268,000 without power
Tropical storm-force winds in parts of Texas could cause power outages and damage to buildings and trees, the weather service said. There is the possibility of brief spin-up tornadoes, Van Dam said, and there will still be dangerous rip currents and localized beach flooding along the coast.
At least 268,898 homes were without power throughout the state as of Sunday morning, according to PowerOutage.US.
In Mission, Texas, officials said early Sunday morning emergency responders had already been dispatched to several homes for water rescues. A tornado warning was issued running through early Sunday and officials reported thousands of residents were left without power after heavy winds caused damage to power lines and traffic signals.
“Electricity crews must shelter in place due to wind speeds & the rain,” the City of Mission said on Twitter. “You’re asked to only report downed power lines or safety hazards. Crews will continue to respond to outages when it’s safe to do so.”
Hurricane Douglas approaches Hawaii
Meanwhile, a second storm system is threatening another US state through Monday.
Hurricane Douglas, which has now weakened to a Category 1 storm according to Van Dam, will impact Hawaii, and the island Oahu will likely bear the brunt of it.
The storm will pass “dangerously close to” or over the main Hawaiian islands, according to the National Hurricane Center and Central Pacific Hurricane Center.

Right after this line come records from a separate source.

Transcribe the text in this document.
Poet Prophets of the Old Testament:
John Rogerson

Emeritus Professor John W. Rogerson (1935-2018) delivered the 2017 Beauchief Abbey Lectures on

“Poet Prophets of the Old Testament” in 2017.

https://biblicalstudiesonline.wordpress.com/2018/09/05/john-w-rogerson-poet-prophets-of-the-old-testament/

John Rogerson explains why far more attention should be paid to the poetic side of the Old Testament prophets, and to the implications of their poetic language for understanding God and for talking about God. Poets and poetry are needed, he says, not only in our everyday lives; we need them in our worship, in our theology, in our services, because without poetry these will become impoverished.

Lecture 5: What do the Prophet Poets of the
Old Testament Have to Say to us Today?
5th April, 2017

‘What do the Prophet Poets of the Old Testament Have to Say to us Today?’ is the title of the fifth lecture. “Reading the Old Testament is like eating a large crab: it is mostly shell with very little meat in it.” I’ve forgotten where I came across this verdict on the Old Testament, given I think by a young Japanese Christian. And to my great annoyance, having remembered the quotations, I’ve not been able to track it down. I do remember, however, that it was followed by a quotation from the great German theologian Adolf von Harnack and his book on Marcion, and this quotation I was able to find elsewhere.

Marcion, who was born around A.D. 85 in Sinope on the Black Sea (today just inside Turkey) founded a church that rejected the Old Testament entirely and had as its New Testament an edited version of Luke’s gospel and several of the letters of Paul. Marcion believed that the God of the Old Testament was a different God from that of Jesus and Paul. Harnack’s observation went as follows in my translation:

“It is vital that you do not focus on the exact forecast track or intensity of Douglas,” the centers said.” Due to Douglas’ angle of approach to the islands, any small changes in the track could lead to significant differences in where the worst weather occurs. Even if the center remains offshore, severe impacts could still be realized over the islands.”
A hurricane warning is in effect for Oahu, a hurricane watch and tropical storm warning for Maui County and Big Island and a tropical storm warning for Niihau and Kauai, according to the weather service.
The approaching storm is threatening the islands with high and damaging winds, rain, as well as landslides and high surf. The major effects will be felt in the next six to 12 hours, Van Dam said.
Ahead of the storm, President Donald Trump approved an emergency declaration for Hawaii, according to a statement from the White House.
The declaration authorizes the Federal Emergency Management Agency to provide “assistance for the counties of Hawaii, Kauai, and Maui and the City and County of Honolulu,” the statement said.